El mejor día para estar en Otavalo es el sábado, que es cuando las comunidades indígenas de los alrededores bajan al pueblo a vender sus artesanías. El centro de esta pequeña ciudad andina queda cortado por los miles de puestos de tejidos, bisutería, artesanías y todo lo que uno pueda imaginar. Es curioso caminar entre la multitud y ver a los vendedores vestidos con los trajes típicos de la zona chapurreando en inglés o en lo que haga falta, con tal de vender.
Pero además del mercado de artesanías, el sábado se amplían los puestos del mercado de alimentos y hay un mercado de animales. En fin, que la ciudad entera se rinde al comercio y las calles se llenan de gente que va de un lado a otro preguntado precios y comprando.
En nuestro caso, la cosa estaba complicada porque, a pesar de las cosas tan exóticas e interesantes que vimos, no podíamos comprar nada, todavía queda mucho viaje y no es plan de ir cargando. Nos tuvimos que conformar con recorrer los puestos y aprovechar para probar unos buñuelos de maíz.
La parte más impactante del mercado fue la zona de los animales. Aunque para la hora que llegamos estaba casi vacío, hubo varias cosas que nos llamaron la atención. Había gallos vivos, atados por las patas y tirados en el suelo; mientras alguien al lado los intentaba vender, pero lo más curioso es que los pobres ni se movían, ni cacareaban, si se quejaban era como si ya tuvieran asumido que no había nada que hacer. También nos sorprendió ver varios vendedores con cestas llenas de conejillos de indias, hasta que caímos en que aquí se comen, y de hecho son un manjar.

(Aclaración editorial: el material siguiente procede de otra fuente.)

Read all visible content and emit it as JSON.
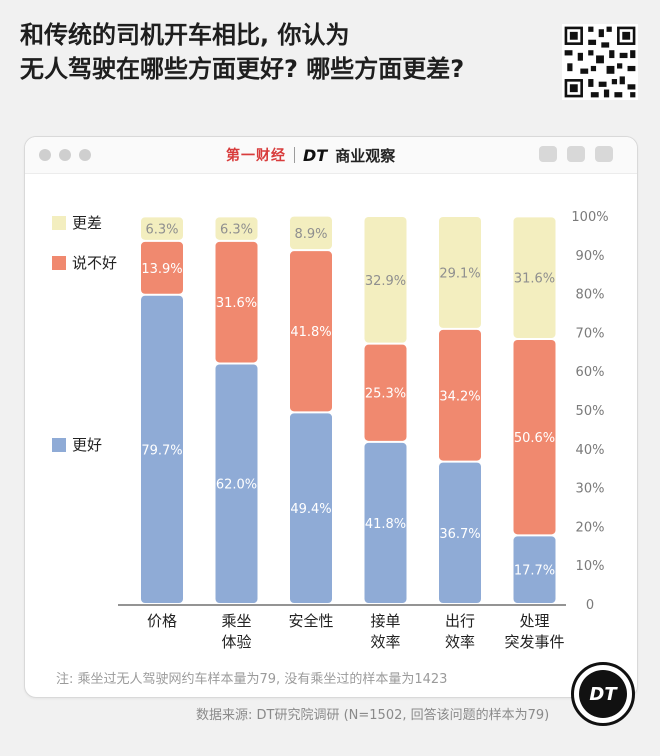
{
  "title_line1": "和传统的司机开车相比, 你认为",
  "title_line2": "无人驾驶在哪些方面更好? 哪些方面更差?",
  "brand": {
    "left": "第一财经",
    "dt": "DT",
    "name": "商业观察"
  },
  "footnote": "注: 乘坐过无人驾驶网约车样本量为79, 没有乘坐过的样本量为1423",
  "source": "数据来源: DT研究院调研 (N=1502, 回答该问题的样本为79)",
  "logo_text": "DT",
  "colors": {
    "better": "#8fabd6",
    "neutral": "#f0896f",
    "worse": "#f3eebf",
    "label": "#ffffff",
    "worse_label": "#8f8f8f"
  },
  "chart_data": {
    "type": "bar",
    "stacked": true,
    "categories": [
      [
        "价格"
      ],
      [
        "乘坐",
        "体验"
      ],
      [
        "安全性"
      ],
      [
        "接单",
        "效率"
      ],
      [
        "出行",
        "效率"
      ],
      [
        "处理",
        "突发事件"
      ]
    ],
    "series": [
      {
        "name": "更好",
        "values": [
          79.7,
          62.0,
          49.4,
          41.8,
          36.7,
          17.7
        ]
      },
      {
        "name": "说不好",
        "values": [
          13.9,
          31.6,
          41.8,
          25.3,
          34.2,
          50.6
        ]
      },
      {
        "name": "更差",
        "values": [
          6.3,
          6.3,
          8.9,
          32.9,
          29.1,
          31.6
        ]
      }
    ],
    "ylim": [
      0,
      100
    ],
    "yticks": [
      "0",
      "10%",
      "20%",
      "30%",
      "40%",
      "50%",
      "60%",
      "70%",
      "80%",
      "90%",
      "100%"
    ],
    "value_format": "%",
    "legend": "left"
  }
}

Una vez recorrido el mercado dedicamos la tarde a recorrer los alrededores de la ciudad. Subimos colina arriba en busca de “El lechero”, un árbol sagrado para las comunidades indígenas de la zona. Como de costumbre acabamos ampliando la ruta y recorriendo un lago cercano, recomendación de un señor que nos encontramos por el camino. Una vez más gracias al idioma pudimos charlar con el señor. Mientras, yo aprovechaba para repartir unos caramelos que llevaba en el bolso entre sus hijos. El hombre quedó tan agradecido que pocos minutos después de que nos fuéramos de su casa nos mandó a una de sus hijas corriendo a decirnos que la aldea de al lado estaba de fiestas, que bajásemos a verlas. Parece mentira, que a veces un gesto tan sencillo para ti como repartir unos caramelos entre unos niños, pueda suponer tanto para otra persona.